The Story as of ~4 Years Ago
Back in 2020, a group at OpenAI ran a conceptually simple test to quantify how much AI progress was attributable to algorithmic improvements. They took ImageNet models which were state-of-the-art at various times between 2012 and 2020, and checked how much compute was needed to train each to the level of AlexNet (the state-of-the-art from 2012). Main finding: over ~7 years, the compute required fell by ~44x. In other words, algorithmic progress yielded a compute-equivalent doubling time of ~16 months (though error bars are large in both directions).
On the compute side of things, in 2018 a group at OpenAI estimated that the compute spent on the largest training runs was growing exponentially with a doubling rate of ~3.4 months, between 2012 and 2018.
So at the time, the rate of improvement from compute scaling was much faster than the rate of improvement from algorithmic progress. (Though algorithmic improvement was still faster than Moore's Law; the compute increases were mostly driven by spending more money.)
... And That Immediately Fell Apart
As is tradition, about 5 minutes after the OpenAI group hit publish on their post estimating a training compute doubling rate of ~3-4 months, that trend completely fell apart. At the time, the largest training run was AlphaGoZero, at about a mole of flops in 2017. Six years later, Metaculus currently estimates that GPT-4 took ~10-20 moles of flops. AlphaGoZero and its brethren were high outliers for the time, and the largest models today are only ~one order of magnitude bigger.
A more recent paper with data through late 2022 separates out the trend of the largest models, and estimates their compute doubling time to be ~10 months. (They also helpfully separate the relative importance of data growth - though they estimate that the contribution of data was relatively small compared to compute growth and algorithmic improvement.)
On the algorithmic side of things, a more recent estimate with more recent data (paper from late 2022) and fancier analysis estimates that algorithmic progress yielded a compute-equivalent doubling time of ~9 months (again with large error bars in both directions).
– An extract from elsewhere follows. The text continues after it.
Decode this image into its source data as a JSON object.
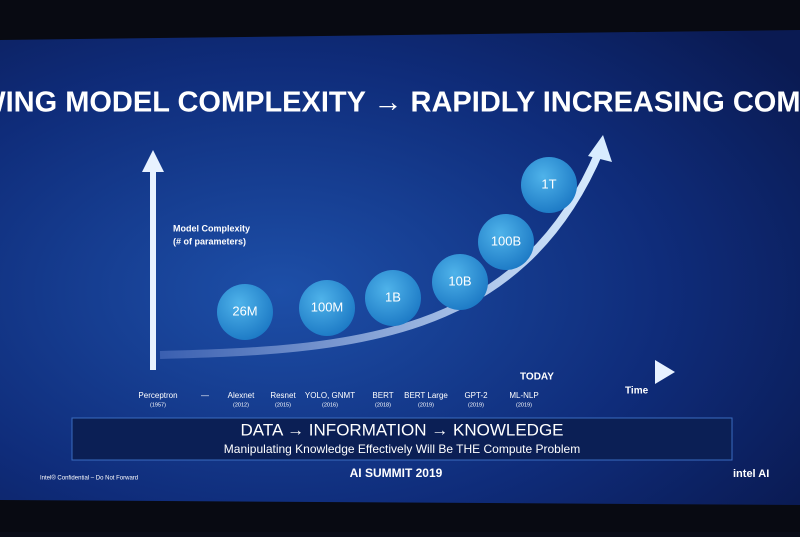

... and that was just in vision nets. I haven't seen careful analysis of LLMs (probably because they're newer, so harder to fit a trend), but eyeballing it... Chinchilla by itself must have been a factor-of-4 compute-equivalent improvement at least. And then there's been chain-of-thought and all the other progress in prompting and fine-tuning over the past couple years. That's all algorithmic progress, strategically speaking: it's getting better results by using the same amount of compute differently.
Qualitatively: compare the progress in prompt engineering and Chinchilla and whatnot over the past ~year to the leisurely ~2x increase in large model size predicted by recent trends. It looks to me like algorithmic progress is now considerably faster than scaling.
My guess is that compute scaling is probably more important when looking just at pre-training and upstream performance. When looking innovations both pre- and post-training and measures of downstream performance, the relative contributions are probably roughly evenly matched.
Compute for training runs is increasing at a rate of around 4-5x/year, which amounts to a doubling every 5-6 months, rather than every 10 months. This is what we found in the 2022 paper, and something we recently confirmed using 3x more data up to today.
Algorithms and training techniques for language models seem to improve at a rate that amounts to a doubling of 'effective compute' about doubling every 8 months, though, like our work on vision, this estimate has large errors bars. Still, it's likely to be slower than the 5-6 month doubling time for actual compute. These estimates suggest that compute scaling has been responsible for perhaps 2/3rds of performance gains over the 2014-2023 period, with algorithms + insights about optimal scaling + better data, etc. explaining the remaining 1/3rd.
The estimates mentioned only account for the performance gains from pre-training, and do not consider the impact of post-training innovations. Some key post-training techniques, such as prompting, scaffolding, and finetuning, have been estimated to provide performance improvements ranging from 2 to 50 times in units of compute-equivalents, as shown in the plot below. However, these estimates vary substantially depending on the specific technique and domain, and are somewhat unreliable due to their scale-dependence.
Naively adding these up with the estimates from the progress from pre-training suggests that compute scaling likely still acounts for most of the performance gains, though it looks more evenly matched.
Incidentally, I looked into the claim about Chinchilla scaling. It turns out that Chinchilla was actually more like a factor 1.6 to 2 in compute-equivalent gain over Kaplan at the scale of models today (at least if you use the version of the scaling law that corrects a mistake the Chinchilla paper made when doing the estimation).